New Years Wants

I hope that whatever happens this year I will be happy. It's not exactly a typical resolution, I guess. I just wish to become more content with my life and not to want to cry often in the slightest. I'm going to continue to do my best in school. I've always put a lot of effort in my studies. I think this year I've learned to not stress and continue to do my best. I've done a pretty good job so far. I'm learning to trust God in that everything will be fine as long as I work hard. I would like to be more confident with my driving. I want to continue working with kids. I also think I need to lower my expectations of people. Expectations usually bring disappointments. I'm not going to expect my old friends to want to stay friends, and I'm going to try to just let that go.
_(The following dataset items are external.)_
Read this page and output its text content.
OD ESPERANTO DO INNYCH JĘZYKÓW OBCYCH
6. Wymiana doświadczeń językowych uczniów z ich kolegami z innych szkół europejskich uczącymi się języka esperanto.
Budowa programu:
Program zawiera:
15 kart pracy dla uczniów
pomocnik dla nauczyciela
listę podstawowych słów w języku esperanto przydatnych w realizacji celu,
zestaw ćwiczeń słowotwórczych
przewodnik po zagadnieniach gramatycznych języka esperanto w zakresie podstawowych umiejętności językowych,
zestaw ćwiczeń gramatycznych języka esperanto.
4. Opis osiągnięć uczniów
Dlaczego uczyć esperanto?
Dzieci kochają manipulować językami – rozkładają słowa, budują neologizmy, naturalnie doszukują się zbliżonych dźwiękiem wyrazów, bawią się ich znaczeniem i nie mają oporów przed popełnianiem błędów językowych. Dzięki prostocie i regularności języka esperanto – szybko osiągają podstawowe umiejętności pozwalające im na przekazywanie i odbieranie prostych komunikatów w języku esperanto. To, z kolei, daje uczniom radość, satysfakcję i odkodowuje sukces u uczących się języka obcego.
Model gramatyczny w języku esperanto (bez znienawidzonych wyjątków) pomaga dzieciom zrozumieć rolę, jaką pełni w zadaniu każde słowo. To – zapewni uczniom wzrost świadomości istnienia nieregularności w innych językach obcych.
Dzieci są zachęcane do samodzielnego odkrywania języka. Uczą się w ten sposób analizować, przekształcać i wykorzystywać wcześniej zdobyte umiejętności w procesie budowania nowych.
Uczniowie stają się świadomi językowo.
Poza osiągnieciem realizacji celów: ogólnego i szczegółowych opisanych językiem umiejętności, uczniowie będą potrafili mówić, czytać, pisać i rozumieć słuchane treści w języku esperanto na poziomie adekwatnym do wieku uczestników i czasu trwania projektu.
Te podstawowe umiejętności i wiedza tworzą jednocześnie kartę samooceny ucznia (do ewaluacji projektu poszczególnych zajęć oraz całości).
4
I also hope that this year I will eat better and exercise more…like everyone else hopes for themselves. I get to be so sedentary during the winter, but I need to get over the cold. I also think I should read more.
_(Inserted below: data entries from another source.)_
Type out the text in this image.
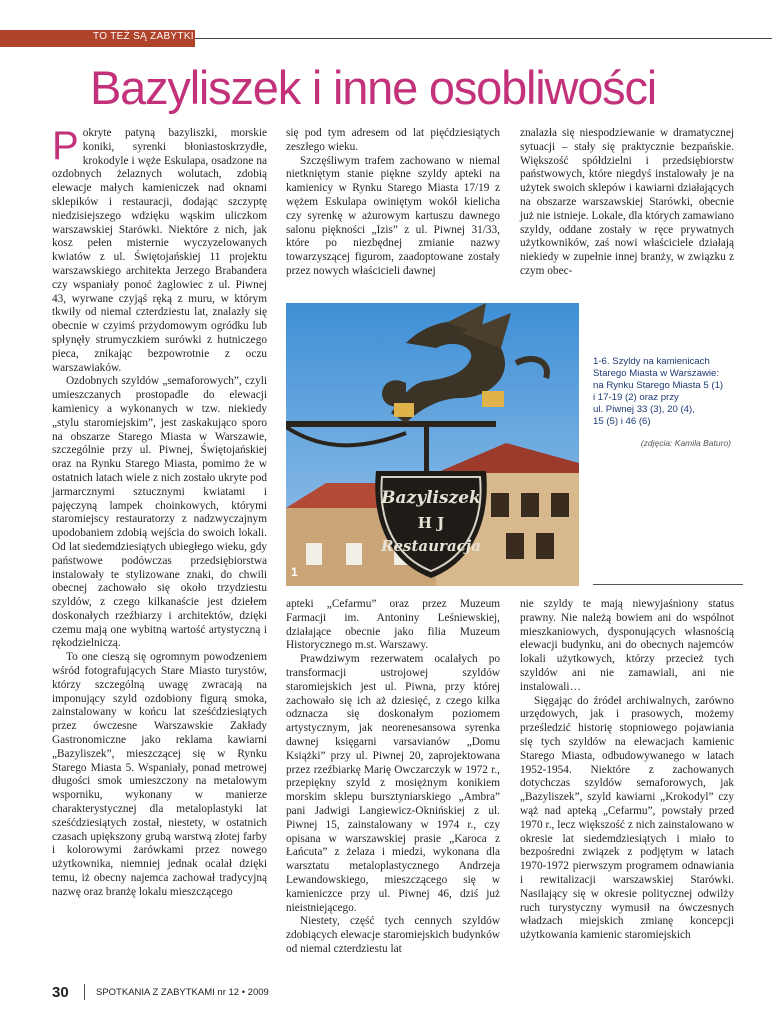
TO TEŻ SĄ ZABYTKI
Bazyliszek i inne osobliwości

Pokryte patyną bazyliszki, morskie koniki, syrenki błoniastoskrzydłe, krokodyle i węże Eskulapa, osadzone na ozdobnych żelaznych wolutach, zdobią elewacje małych kamieniczek nad oknami sklepików i restauracji, dodając szczyptę niedzisiejszego wdzięku wąskim uliczkom warszawskiej Starówki. Niektóre z nich, jak kosz pełen misternie wyczyzelowanych kwiatów z ul. Świętojańskiej 11 projektu warszawskiego architekta Jerzego Brabandera czy wspaniały ponoć żaglowiec z ul. Piwnej 43, wyrwane czyjąś ręką z muru, w którym tkwiły od niemal czterdziestu lat, znalazły się obecnie w czyimś przydomowym ogródku lub spłynęły strumyczkiem surówki z hutniczego pieca, znikając bezpowrotnie z oczu warszawiaków.

Ozdobnych szyldów „semaforowych”, czyli umieszczanych prostopadle do elewacji kamienicy a wykonanych w tzw. niekiedy „stylu staromiejskim”, jest zaskakująco sporo na obszarze Starego Miasta w Warszawie, szczególnie przy ul. Piwnej, Świętojańskiej oraz na Rynku Starego Miasta, pomimo że w ostatnich latach wiele z nich zostało ukryte pod jarmarcznymi sztucznymi kwiatami i pajęczyną lampek choinkowych, którymi staromiejscy restauratorzy z nadzwyczajnym upodobaniem zdobią wejścia do swoich lokali. Od lat siedemdziesiątych ubiegłego wieku, gdy państwowe podówczas przedsiębiorstwa instalowały te stylizowane znaki, do chwili obecnej zachowało się około trzydziestu szyldów, z czego kilkanaście jest dziełem doskonałych rzeźbiarzy i architektów, dzięki czemu mają one wybitną wartość artystyczną i rękodzielniczą.

To one cieszą się ogromnym powodzeniem wśród fotografujących Stare Miasto turystów, którzy szczególną uwagę zwracają na imponujący szyld ozdobiony figurą smoka, zainstalowany w końcu lat sześćdziesiątych przez ówczesne Warszawskie Zakłady Gastronomiczne jako reklama kawiarni „Bazyliszek”, mieszczącej się w Rynku Starego Miasta 5. Wspaniały, ponad metrowej długości smok umieszczony na metalowym wsporniku, wykonany w manierze charakterystycznej dla metaloplastyki lat sześćdziesiątych został, niestety, w ostatnich czasach upiększony grubą warstwą złotej farby i kolorowymi żarówkami przez nowego użytkownika, niemniej jednak ocalał dzięki temu, iż obecny najemca zachował tradycyjną nazwę oraz branżę lokalu mieszczącego

się pod tym adresem od lat pięćdziesiątych zeszłego wieku.

Szczęśliwym trafem zachowano w niemal nietkniętym stanie piękne szyldy apteki na kamienicy w Rynku Starego Miasta 17/19 z wężem Eskulapa owiniętym wokół kielicha czy syrenkę w ażurowym kartuszu dawnego salonu piękności „Izis” z ul. Piwnej 31/33, które po niezbędnej zmianie nazwy towarzyszącej figurom, zaadoptowane zostały przez nowych właścicieli dawnej

znalazła się niespodziewanie w dramatycznej sytuacji – stały się praktycznie bezpańskie. Większość spółdzielni i przedsiębiorstw państwowych, które niegdyś instalowały je na użytek swoich sklepów i kawiarni działających na obszarze warszawskiej Starówki, obecnie już nie istnieje. Lokale, dla których zamawiano szyldy, oddane zostały w ręce prywatnych użytkowników, zaś nowi właściciele działają niekiedy w zupełnie innej branży, w związku z czym obec-

Bazyliszek
H J
Restauracja
1
1-6. Szyldy na kamienicach
Starego Miasta w Warszawie:
na Rynku Starego Miasta 5 (1)
i 17-19 (2) oraz przy
ul. Piwnej 33 (3), 20 (4),
15 (5) i 46 (6)
(zdjęcia: Kamila Baturo)

apteki „Cefarmu” oraz przez Muzeum Farmacji im. Antoniny Leśniewskiej, działające obecnie jako filia Muzeum Historycznego m.st. Warszawy.

Prawdziwym rezerwatem ocalałych po transformacji ustrojowej szyldów staromiejskich jest ul. Piwna, przy której zachowało się ich aż dziesięć, z czego kilka odznacza się doskonałym poziomem artystycznym, jak neorenesansowa syrenka dawnej księgarni varsavianów „Domu Książki” przy ul. Piwnej 20, zaprojektowana przez rzeźbiarkę Marię Owczarczyk w 1972 r., przepiękny szyld z mosiężnym konikiem morskim sklepu bursztyniarskiego „Ambra” pani Jadwigi Langiewicz-Oknińskiej z ul. Piwnej 15, zainstalowany w 1974 r., czy opisana w warszawskiej prasie „Karoca z Łańcuta” z żelaza i miedzi, wykonana dla warsztatu metaloplastycznego Andrzeja Lewandowskiego, mieszczącego się w kamieniczce przy ul. Piwnej 46, dziś już nieistniejącego.

Niestety, część tych cennych szyldów zdobiących elewacje staromiejskich budynków od niemal czterdziestu lat

nie szyldy te mają niewyjaśniony status prawny. Nie należą bowiem ani do wspólnot mieszkaniowych, dysponujących własnością elewacji budynku, ani do obecnych najemców lokali użytkowych, którzy przecież tych szyldów ani nie zamawiali, ani nie instalowali…

Sięgając do źródeł archiwalnych, zarówno urzędowych, jak i prasowych, możemy prześledzić historię stopniowego pojawiania się tych szyldów na elewacjach kamienic Starego Miasta, odbudowywanego w latach 1952-1954. Niektóre z zachowanych dotychczas szyldów semaforowych, jak „Bazyliszek”, szyld kawiarni „Krokodyl” czy wąż nad apteką „Cefarmu”, powstały przed 1970 r., lecz większość z nich zainstalowano w okresie lat siedemdziesiątych i miało to bezpośredni związek z podjętym w latach 1970-1972 pierwszym programem odnawiania i rewitalizacji warszawskiej Starówki. Nasilający się w okresie politycznej odwilży ruch turystyczny wymusił na ówczesnych władzach miejskich zmianę koncepcji użytkowania kamienic staromiejskich

30	SPOTKANIA Z ZABYTKAMI nr 12 • 2009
I've been enjoying reading books for fun, which I used to hate doing when I was little. Maybe I'll read some Jane Austen like my mother; she really would love that. Of course, I've been rereading the twilight books during my winter break ever since I got the books for Christmas. I just get so warped in imagining a different world, sometimes even wishing I was in it. I really should read more often. When I read, I forget about my own life and get entranced in something else. It's kind of nice. Not to say that my life is bad. It's actually pretty good! I just have a pessimistic outlook, but I'm hoping I'll be able to change that. After I reread the Twiligh series, I’ll probably reread the 2nd Hunger Games book and then read the 3rd one for the first time. Then I’ll attempt to read some of Jane Austen’s works. I think reading enjoyable books will ease my stress level during the semester. I normally just read during school breaks, but maybe I’ll try reading during the semester too. Anyway those are my strange thoughts for the new year, more like a ramble on school and how I should read fun things to lessen my stress but whatever.